Андрей Яковлевич сказал, что верит мне, но надо было пригласить врача, чтобы тот зафиксировал факт употребления спиртного. Я не имел права делать это сам, это не наша компетенция. Или пригласить кого‑либо из начальства, а я к тому же допустил ошибку, что покинул кабинет. Он предложил мне извиниться перед майором в кабинете начальника политотдела.
И я извинился… Чего это стоило… До этого случая я искренне верил в порядочность большинства людей и, к счастью, ни разу не сталкивался в предыдущей гражданской и армейской жизни со столь откровенной элементарной человеческой подлостью.

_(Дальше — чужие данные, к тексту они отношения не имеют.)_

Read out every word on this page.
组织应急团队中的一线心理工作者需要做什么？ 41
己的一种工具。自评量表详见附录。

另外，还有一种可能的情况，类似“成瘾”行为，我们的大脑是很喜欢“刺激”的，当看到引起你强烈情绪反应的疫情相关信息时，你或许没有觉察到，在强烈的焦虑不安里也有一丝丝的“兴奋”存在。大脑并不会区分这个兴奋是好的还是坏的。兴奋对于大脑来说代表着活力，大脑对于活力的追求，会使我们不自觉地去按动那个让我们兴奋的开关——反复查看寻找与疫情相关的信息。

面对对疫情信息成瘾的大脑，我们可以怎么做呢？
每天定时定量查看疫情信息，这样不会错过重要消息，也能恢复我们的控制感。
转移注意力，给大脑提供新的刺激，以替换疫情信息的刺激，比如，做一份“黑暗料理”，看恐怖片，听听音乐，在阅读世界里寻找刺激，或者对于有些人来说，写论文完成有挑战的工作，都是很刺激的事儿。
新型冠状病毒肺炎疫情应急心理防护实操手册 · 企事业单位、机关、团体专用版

Меня вызвали в Свердловск к начальнику Особого отдела КГБ СССР по Уральскому военному округу генералу Смирнову Михаилу Николаевичу, где пришлось подробно всё доложить. Он только спросил: «Ты что, в ГАИ работаешь, что определяешь, кто выпил, а кто нет. Это компетенция врачей, а не КГБ». А следующее его назидание меня повергло в шок: «Это тебе не 37‑й год!». Я просто не знал, как реагировать на слова генерала и промолчал. Никогда до этого, ни в школе КГБ, ни от старших товарищей или вообще от кого‑нибудь я таких слов не слышал. Я, рожденный в 1941 году, через четыре года после 37‑го, в этот момент не знал, какую страшную тайну скрывают эти слова.